Social - IRP et relations collectives, Protection sociale, Paye et épargne salariale, Formation, emploi et restructurations, Santé, sécurité et temps de travail
04/09/2018
Formation professionnelle, apprentissage, assurance chômage, santé au travail, retraites, budget 2019, la rentrée sociale de septembre 2018 s’annonce chargée pour le gouvernement et les partenaires sociaux. Le point sur les réformes attendues.

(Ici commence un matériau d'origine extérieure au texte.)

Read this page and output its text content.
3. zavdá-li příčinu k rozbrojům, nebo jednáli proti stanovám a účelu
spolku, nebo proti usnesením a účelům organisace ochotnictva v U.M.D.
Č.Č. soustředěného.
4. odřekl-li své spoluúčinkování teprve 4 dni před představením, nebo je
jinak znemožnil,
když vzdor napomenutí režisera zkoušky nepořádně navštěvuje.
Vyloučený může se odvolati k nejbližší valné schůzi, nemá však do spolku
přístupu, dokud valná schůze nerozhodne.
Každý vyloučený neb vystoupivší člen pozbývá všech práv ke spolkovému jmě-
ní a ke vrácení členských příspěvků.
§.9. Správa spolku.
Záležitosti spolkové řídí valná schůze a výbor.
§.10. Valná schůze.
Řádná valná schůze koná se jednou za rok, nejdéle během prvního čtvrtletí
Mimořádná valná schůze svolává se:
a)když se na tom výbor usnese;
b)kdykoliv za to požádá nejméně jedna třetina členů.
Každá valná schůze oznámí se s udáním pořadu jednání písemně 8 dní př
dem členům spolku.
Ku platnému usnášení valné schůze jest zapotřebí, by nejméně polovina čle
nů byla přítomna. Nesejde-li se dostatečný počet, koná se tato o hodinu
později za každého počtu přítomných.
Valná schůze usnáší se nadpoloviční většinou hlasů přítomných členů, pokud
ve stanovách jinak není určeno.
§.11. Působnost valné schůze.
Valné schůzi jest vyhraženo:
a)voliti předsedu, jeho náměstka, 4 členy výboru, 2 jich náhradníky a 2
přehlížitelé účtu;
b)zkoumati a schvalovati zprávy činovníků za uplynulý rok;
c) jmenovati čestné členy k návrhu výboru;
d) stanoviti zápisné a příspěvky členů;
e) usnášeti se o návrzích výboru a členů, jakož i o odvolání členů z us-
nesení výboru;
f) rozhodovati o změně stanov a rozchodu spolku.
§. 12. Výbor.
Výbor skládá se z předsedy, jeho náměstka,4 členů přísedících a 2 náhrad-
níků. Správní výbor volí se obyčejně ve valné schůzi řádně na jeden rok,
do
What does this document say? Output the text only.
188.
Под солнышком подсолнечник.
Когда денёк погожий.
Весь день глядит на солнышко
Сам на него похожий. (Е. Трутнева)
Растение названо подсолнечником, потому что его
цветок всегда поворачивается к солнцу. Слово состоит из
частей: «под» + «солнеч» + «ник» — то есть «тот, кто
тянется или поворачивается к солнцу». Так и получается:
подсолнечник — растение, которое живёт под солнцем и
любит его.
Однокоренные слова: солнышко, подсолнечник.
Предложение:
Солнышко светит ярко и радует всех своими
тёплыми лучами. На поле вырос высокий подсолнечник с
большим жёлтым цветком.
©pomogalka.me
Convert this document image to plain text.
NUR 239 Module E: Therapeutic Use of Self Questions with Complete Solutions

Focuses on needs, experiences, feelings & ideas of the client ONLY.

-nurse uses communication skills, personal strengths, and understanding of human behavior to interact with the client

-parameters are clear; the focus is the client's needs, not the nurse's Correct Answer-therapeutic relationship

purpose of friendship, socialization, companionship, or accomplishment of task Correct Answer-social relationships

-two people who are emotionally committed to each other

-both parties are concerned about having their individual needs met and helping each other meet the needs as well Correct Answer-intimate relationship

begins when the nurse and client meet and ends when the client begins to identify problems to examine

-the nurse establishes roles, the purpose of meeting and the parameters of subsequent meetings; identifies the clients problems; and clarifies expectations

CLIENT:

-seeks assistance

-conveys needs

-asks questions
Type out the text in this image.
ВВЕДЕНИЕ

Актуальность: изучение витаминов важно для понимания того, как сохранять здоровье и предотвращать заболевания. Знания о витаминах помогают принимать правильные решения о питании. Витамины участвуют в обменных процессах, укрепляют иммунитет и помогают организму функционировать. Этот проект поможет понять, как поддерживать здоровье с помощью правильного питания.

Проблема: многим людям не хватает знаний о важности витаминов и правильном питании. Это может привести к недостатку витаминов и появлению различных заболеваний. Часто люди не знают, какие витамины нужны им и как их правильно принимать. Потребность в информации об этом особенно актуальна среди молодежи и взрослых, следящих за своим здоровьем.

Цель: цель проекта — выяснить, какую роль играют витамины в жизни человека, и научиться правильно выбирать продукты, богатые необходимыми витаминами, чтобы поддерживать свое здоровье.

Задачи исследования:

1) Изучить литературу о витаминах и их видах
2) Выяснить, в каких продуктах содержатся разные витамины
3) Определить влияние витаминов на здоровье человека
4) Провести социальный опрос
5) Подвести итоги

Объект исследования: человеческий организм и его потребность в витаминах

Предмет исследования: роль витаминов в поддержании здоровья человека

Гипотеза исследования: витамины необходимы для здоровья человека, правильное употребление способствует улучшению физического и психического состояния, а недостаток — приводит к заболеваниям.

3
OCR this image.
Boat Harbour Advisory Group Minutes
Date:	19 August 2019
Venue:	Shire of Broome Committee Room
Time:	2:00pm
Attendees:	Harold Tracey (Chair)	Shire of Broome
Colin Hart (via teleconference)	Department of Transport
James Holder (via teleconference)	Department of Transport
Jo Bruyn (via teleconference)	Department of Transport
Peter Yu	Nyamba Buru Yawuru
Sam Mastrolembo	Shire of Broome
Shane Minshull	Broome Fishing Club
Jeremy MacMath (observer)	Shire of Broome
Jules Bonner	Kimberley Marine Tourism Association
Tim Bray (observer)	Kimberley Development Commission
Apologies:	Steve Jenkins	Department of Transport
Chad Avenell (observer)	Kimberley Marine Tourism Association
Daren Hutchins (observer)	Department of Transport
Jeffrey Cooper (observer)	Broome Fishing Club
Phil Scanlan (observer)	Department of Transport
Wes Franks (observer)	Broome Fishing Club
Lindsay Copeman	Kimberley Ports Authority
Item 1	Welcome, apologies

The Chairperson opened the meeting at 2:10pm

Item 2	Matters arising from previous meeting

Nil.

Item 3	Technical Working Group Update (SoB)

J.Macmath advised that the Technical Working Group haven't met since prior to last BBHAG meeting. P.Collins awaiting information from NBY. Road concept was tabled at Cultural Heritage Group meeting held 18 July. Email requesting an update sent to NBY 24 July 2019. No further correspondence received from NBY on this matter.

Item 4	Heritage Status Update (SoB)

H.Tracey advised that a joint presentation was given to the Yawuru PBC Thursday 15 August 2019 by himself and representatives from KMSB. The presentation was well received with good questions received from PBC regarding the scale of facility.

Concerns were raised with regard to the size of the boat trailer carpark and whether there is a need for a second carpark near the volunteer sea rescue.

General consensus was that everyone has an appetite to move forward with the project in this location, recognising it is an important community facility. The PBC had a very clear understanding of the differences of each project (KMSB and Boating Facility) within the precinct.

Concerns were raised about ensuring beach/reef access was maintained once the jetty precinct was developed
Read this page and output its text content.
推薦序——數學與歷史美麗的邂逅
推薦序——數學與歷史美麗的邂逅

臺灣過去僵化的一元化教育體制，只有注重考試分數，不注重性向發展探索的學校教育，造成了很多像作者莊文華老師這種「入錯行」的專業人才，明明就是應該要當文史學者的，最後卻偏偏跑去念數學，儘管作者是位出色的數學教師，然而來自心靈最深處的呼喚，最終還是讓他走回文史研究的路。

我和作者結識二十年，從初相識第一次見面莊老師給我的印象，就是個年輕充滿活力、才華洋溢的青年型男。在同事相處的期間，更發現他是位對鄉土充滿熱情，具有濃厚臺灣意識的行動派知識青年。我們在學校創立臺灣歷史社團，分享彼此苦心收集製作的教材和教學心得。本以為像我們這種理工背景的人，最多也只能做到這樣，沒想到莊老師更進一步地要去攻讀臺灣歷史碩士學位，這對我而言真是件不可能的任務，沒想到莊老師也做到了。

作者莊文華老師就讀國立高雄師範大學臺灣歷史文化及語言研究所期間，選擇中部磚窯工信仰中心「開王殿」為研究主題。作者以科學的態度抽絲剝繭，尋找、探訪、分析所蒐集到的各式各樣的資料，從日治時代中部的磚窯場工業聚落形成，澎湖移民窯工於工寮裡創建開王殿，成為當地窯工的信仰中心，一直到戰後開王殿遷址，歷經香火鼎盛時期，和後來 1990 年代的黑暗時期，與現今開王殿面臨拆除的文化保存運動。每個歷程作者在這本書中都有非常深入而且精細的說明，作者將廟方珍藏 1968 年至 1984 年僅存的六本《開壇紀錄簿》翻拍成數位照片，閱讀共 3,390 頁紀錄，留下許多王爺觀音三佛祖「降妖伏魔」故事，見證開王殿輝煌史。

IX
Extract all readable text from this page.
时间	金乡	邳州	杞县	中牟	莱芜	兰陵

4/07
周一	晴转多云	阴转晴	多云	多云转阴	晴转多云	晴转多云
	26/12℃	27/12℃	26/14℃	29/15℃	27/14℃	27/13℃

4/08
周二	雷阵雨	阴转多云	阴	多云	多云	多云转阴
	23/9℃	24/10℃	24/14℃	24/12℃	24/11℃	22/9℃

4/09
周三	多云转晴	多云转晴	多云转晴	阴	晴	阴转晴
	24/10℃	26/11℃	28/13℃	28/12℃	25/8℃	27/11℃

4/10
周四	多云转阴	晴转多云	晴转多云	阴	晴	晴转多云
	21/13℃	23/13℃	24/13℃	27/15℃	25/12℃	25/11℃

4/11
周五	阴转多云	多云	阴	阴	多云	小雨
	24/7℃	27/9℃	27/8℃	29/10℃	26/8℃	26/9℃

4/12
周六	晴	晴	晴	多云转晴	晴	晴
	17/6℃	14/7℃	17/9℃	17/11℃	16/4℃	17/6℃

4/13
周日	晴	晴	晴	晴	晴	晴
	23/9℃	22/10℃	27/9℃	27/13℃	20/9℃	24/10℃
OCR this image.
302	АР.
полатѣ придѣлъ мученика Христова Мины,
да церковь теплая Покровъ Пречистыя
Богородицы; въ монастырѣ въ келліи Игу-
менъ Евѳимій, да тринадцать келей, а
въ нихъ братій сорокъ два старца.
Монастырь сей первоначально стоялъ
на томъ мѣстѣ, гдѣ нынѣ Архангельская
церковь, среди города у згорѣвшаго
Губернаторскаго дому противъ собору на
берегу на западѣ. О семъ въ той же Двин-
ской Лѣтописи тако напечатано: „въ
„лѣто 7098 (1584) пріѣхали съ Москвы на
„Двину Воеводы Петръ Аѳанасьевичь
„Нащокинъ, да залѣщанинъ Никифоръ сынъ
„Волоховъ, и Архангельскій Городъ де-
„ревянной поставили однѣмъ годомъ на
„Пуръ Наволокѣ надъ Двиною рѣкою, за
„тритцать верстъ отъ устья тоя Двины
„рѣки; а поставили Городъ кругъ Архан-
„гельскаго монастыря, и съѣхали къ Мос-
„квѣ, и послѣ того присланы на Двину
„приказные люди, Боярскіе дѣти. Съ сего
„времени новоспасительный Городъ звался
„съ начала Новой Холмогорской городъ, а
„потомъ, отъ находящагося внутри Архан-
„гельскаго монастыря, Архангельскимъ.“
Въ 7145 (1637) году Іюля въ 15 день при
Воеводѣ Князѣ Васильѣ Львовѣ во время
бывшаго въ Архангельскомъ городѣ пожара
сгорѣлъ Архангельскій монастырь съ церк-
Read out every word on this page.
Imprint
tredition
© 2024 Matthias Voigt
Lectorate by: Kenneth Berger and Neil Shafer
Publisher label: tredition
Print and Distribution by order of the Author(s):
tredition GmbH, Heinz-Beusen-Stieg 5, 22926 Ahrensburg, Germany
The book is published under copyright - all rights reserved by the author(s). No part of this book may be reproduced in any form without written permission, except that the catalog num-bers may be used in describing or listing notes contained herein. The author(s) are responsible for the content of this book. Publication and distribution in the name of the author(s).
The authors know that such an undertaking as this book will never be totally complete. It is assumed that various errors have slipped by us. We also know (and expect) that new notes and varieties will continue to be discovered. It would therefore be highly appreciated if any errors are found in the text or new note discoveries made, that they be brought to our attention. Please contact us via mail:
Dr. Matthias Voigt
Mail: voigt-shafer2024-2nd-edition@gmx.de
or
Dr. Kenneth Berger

Depuis le 29 août, le Premier ministre Édouard Philippe, la ministre du Travail Muriel Pénicaud et celle des Solidarités et de la Santé Agnès Buzyn effectuent des bilatérales avec les partenaires sociaux. Au programme de ces réunions qui se terminent le 4 septembre : aborder les dossiers chauds de la rentrée, à savoir l’assurance chômage, la santé au travail et l’indemnisation des arrêts de travail pour maladie d’origine non professionnelle. Autres sujets phares de la rentrée : le budget 2019, ou encore l’explosive réforme des retraites. Le calendrier de toutes ces réformes reste flou, mais il pourrait s’éclaircir lors du prochain séminaire gouvernemental qui se tiendra après le conseil des ministres, le 5 septembre. Ces séminaires rythment la vie du gouvernement, « en faisant partager à tous les ministres la feuille de route gouvernementale et en scandant le travail des trois prochains mois », avait expliqué Édouard Philippe à l’issue du dernier d’entre eux, le 30 mai. Le Premier ministre pourrait ainsi confirmer la présentation mi septembre du plan « pauvreté ».
 
Mise en œuvre de la loi Avenir professionnel
 
La loi Avenir professionnel, définitivement adoptée le 1er août dernier, devrait très prochainement être publiée au Journal officiel, une fois que le Conseil constitutionnel aura rendu sa décision. Il devait statuer le 4 septembre. Pour mettre en application les mesures de cette loi, une centaine de décrets sont attendus dont environ 70 en matière de formation professionnelle et d’apprentissage. Autre sujet qui fera l’objet d’un décret, l’égalité femmes/hommes. En effet, les entreprises d’au moins 50 salariés devront publier chaque année des indicateurs relatifs à la fois aux écarts de rémunération entre les femmes et les hommes et aux actions mises en œuvre pour les supprimer. Cette obligation sera mise en œuvre selon des modalités et une méthodologie définies par décret et qui devraient être inspirées des conclusions attendues de la mission confiée à Sylvie Leyre, DRH France de Schneider Electric.
 
Vers une nouvelle négociation sur l’assurance chômage à l’automne
 
En matière d’assurance chômage, les bilatérales précitées devraient être suivies d’une « phase de diagnostic partagé » avec « quatre séances », a détaillé le 2 septembre la ministre du Travail lors de l’émission le grand Jury RTL/Le Figaro/LCI. Muriel Penicaud enverra fin septembre aux partenaires sociaux une lettre de cadrage. Outre le respect de la trajectoire financière, le document de cadrage comprendra des objectifs d’évolution des règles de l’assurance chômage permettant de lutter contre la précarité et d’inciter les demandeurs d’emploi au retour à l’emploi. Il proposera de revoir l’articulation entre assurance et solidarité, le cas échéant par la création d’une allocation chômage de longue durée attribuée sous condition de ressources. D’autres sujets sont également sur la table, comme celui de la dégressivité des allocations chômage des cadres. Sur le dossier des intermittents du spectacle, et le fait de savoir s’il serait rouvert, la ministre a indiqué que « pour l’instant, c’est un sujet qui n’a été soulevé ni par le patronat, ni par les syndicats, ni par le gouvernement ».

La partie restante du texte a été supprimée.